Ao seu lado, estavam a presidenta da Câmara dos Deputados, Cecilia Moreau, e a vice-presidenta da Nação, Cristina Kirchner. Com brigas e rachas que marcam o clima interno da coalizão governista Frente de Todos, este foi o primeiro encontro entre o presidente e sua vice após 8 meses.

Judiciário na mira

“Em um mundo onde suportamos tentativas desestabilizadoras de poderes midiáticos e minorias intensas, é um orgulho celebrar 40 anos de democracia”, disse Fernández ao início de seu discurso, em referência ao aniversário da redemocratização do país após a última ditadura militar.

Um fator surpresa foi o gesto que o presidente argentino fez à vice: pediu para a Justiça julgar e condenar os autores materiais e intelectuais do atentado contra a vida de Cristina Kirchner, em setembro do ano passado.

“Peço que atuem com a mesma primazia com que arquivaram os processos contra juízes e empresários poderosos”, disse, em referência às investigações sobre os vínculos entre membros da Corte Suprema e funcionários do Proposta Republicana, partido do ex-presidente Mauricio Macri e do atual prefeito do distrito mais rico do país, a Cidade Autônoma de Buenos Aires.

Os escândalos que envolvem estes setores se desenrolaram no final do ano passado, a partir de chats vazados e divulgados recentemente. Nesse sentido, apontou também contra os meios de comunicação que contribuem para esse mesmo poder concentrado.

“Existe uma liberdade de imprensa absoluta e assim deve ser. Apenas advirto sobre os argumentos que, muitas vezes, são intelectualmente desonestos e carregados de ódio.”


Tensões com o bloco opositor

Fernández não deixou de tocar em outro assunto que tem estimulado a rivalidade com o macrismo: a lei de coparticipação federal. Em 2020, Fernández decidiu retirar os fundos extras que foram direcionados à cidade de Buenos Aires por Mauricio Macri, quando seu partido administrava tanto a presidência como a capital do país

Mas em dezembro do ano passado, a Corte Suprema decidiu a favor do chefe de governo da cidade de Buenos Aires, Horacio Rodríguez Larreta, determinando que o governo nacional pague ao governo local os 2,95% que foram retirados por Fernández para redistribuição nacional.

“Eticamente, estamos obrigados a pôr fim a tanta desigualdade e tirar da postergação aos que ficaram na pobreza, por império de políticas que concentram a riqueza com um critério centralista que tanto gera rejeição”, disse. “A intromissão da Justiça na execução orçamentária é definitivamente inadmissível.”

“Os recursos coparticipáveis são distribuídos de acordo com as formas estabelecidas por uma lei de convênio firmada por cada província argentina e o Estado Nacional. A Cidade Autônoma de Buenos Aires não forma parte desse convênio”, ressaltou o presidente.

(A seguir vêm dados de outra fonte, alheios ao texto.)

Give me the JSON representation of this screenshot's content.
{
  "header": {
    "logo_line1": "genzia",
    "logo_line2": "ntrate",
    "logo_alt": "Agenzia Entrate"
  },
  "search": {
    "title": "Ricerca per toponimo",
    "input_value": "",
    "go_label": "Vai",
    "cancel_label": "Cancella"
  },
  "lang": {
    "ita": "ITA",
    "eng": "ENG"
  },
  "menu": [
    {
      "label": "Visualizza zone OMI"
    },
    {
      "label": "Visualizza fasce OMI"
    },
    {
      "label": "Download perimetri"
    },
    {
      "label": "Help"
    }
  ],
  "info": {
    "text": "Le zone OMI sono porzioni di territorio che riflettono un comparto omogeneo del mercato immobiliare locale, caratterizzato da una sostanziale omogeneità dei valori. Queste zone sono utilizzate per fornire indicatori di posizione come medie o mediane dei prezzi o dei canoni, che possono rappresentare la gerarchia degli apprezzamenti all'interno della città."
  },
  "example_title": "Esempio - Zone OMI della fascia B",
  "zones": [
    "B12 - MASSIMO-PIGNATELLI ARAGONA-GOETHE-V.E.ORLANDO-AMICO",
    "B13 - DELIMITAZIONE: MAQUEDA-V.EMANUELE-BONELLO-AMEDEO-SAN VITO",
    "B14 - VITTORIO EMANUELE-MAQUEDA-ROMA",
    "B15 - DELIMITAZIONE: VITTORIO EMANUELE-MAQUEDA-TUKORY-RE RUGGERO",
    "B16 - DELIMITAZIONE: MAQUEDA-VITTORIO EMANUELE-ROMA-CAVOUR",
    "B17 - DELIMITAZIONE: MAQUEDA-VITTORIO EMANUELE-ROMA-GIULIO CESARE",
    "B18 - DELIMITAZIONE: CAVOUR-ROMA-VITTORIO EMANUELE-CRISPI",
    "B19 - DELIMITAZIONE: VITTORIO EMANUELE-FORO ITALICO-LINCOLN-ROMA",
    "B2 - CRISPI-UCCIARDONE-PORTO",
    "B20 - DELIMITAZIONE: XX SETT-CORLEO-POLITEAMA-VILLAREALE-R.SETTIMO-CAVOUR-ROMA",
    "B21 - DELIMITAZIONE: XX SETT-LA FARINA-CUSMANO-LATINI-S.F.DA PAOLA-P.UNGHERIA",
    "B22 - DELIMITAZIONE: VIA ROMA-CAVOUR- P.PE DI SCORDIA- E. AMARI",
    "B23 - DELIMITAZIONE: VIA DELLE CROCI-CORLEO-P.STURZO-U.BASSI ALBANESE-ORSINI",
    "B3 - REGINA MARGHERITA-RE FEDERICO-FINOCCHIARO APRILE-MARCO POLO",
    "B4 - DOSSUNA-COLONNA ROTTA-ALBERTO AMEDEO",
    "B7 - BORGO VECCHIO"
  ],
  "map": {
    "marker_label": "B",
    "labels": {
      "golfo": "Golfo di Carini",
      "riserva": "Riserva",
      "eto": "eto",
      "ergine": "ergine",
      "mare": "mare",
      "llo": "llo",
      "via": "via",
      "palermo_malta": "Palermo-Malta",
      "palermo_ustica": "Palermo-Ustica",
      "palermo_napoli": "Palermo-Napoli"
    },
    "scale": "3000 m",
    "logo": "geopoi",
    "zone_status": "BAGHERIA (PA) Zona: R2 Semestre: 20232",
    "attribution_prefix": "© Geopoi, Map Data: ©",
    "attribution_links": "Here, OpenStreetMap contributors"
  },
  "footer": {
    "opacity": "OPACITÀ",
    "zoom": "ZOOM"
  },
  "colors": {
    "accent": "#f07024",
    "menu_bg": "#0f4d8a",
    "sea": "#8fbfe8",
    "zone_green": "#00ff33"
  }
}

Foi o momento de maior tensão do discurso do presidente. Alguns deputados do partido Juntos por el Cambio se levantaram e deixaram o recinto. Após abandonar o salão ainda durante a cerimônia, o deputado Martín Lousteau, do Juntos por el Cambio, justificou sua saída em sua rede social. “Fui embora porque não posso admitir semelhante barbaridade. O Presidente mente: não pode dizer que a Cidade de Buenos Aires não é parte do convênio de coparticipação”, escreveu.

Reeleição?

O enfático discurso de Alberto Fernández pode ter representado uma cartada final diante de um cenário pouco promissor para o mandatário nas pesquisas de opinião preliminares. Em seu último discurso de mandato em um 1º de março no Congresso, o Fernández fez um repasse de seus três anos de gestão como presidente.

Ainda não há definições sobre as listas de candidatos da Frente de Todos para este ano eleitoral, mas Fernández tem empenhado um tom de candidatura em seus discursos e aparições públicas. Neste sentido, reforçou o acordo com o Fundo Monetário Internacional (FMI) firmado por seu governo – o pivô de discórdia no interior da coalizão –, retomando a origem do problema: a contração da dívida durante o governo de Mauricio Macri, em 2018.

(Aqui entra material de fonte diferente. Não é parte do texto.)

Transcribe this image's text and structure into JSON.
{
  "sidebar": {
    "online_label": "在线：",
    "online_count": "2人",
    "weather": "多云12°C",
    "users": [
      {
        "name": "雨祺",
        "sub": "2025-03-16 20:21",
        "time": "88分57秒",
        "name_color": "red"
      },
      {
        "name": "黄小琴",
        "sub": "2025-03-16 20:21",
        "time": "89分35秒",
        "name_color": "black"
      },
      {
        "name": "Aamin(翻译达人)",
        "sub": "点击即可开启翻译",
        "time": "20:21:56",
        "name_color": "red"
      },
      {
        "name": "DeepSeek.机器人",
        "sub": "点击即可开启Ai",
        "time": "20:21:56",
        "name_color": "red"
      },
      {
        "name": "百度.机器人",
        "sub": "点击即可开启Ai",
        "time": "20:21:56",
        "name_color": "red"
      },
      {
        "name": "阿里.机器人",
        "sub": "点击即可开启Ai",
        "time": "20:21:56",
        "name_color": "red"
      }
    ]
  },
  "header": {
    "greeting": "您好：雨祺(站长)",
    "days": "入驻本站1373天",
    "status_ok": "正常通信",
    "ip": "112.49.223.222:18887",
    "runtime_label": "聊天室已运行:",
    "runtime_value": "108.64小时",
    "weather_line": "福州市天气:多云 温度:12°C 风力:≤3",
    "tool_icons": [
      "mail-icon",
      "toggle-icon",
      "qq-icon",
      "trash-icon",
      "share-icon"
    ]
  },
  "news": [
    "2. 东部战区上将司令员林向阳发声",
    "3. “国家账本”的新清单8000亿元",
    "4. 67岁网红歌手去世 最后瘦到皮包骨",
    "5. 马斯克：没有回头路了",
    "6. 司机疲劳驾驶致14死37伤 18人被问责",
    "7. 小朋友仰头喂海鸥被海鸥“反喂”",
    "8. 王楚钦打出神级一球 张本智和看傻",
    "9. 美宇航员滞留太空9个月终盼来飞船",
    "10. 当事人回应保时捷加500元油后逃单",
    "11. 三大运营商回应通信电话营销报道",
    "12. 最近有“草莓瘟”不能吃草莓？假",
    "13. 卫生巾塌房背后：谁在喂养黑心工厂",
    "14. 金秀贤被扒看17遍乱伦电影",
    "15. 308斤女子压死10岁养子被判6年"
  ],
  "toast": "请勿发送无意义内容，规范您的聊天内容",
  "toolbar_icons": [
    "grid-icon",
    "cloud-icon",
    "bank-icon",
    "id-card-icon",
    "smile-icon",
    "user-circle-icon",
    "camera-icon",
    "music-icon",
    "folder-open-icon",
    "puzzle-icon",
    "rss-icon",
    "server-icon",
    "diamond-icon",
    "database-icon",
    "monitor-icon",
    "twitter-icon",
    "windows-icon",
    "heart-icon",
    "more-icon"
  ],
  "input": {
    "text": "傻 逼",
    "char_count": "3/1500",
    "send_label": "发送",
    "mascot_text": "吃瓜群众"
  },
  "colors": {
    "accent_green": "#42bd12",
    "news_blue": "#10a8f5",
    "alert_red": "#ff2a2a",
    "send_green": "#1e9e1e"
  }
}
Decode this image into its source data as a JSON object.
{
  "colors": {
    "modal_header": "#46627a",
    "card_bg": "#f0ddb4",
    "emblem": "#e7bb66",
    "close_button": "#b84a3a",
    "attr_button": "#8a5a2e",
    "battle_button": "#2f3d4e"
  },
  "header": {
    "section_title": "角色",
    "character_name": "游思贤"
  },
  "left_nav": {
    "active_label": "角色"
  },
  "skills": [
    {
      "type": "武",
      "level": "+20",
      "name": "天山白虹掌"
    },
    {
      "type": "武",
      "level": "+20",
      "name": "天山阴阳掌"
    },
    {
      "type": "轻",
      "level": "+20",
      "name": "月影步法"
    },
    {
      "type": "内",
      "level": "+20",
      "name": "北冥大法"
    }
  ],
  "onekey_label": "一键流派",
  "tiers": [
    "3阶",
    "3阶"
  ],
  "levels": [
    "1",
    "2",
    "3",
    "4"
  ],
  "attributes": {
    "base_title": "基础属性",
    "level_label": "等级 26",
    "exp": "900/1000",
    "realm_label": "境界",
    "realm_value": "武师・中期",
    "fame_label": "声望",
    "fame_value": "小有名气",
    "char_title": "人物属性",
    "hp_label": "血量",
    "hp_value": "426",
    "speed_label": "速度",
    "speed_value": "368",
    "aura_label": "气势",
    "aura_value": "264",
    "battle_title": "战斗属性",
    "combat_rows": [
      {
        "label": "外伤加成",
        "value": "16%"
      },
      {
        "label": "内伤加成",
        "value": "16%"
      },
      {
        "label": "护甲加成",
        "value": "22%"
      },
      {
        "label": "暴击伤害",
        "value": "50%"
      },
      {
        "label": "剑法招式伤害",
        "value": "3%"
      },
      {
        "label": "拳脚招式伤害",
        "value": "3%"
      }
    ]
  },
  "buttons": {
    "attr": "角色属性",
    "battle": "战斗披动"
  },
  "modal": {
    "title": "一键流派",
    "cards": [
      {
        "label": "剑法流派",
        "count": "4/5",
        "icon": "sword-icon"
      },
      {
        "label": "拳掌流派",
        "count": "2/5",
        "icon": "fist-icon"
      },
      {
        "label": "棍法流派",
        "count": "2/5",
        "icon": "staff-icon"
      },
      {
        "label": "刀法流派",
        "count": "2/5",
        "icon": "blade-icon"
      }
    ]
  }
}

“Fui capaz de enfrentar e frear às duras condições impostas pelo FMI. Também enfrentei a pandemia e levei as vacinas aos que necessitavam”, enfatizou. Mas defendeu sua gestão em relação ao FMI. “Nem o Ministro da Economia nem eu não precisamos do FMI para ter ordem fiscal. Também não precisamos do FMI para saber que é necessário aumentar as exportações para gerar divisas”, destacou.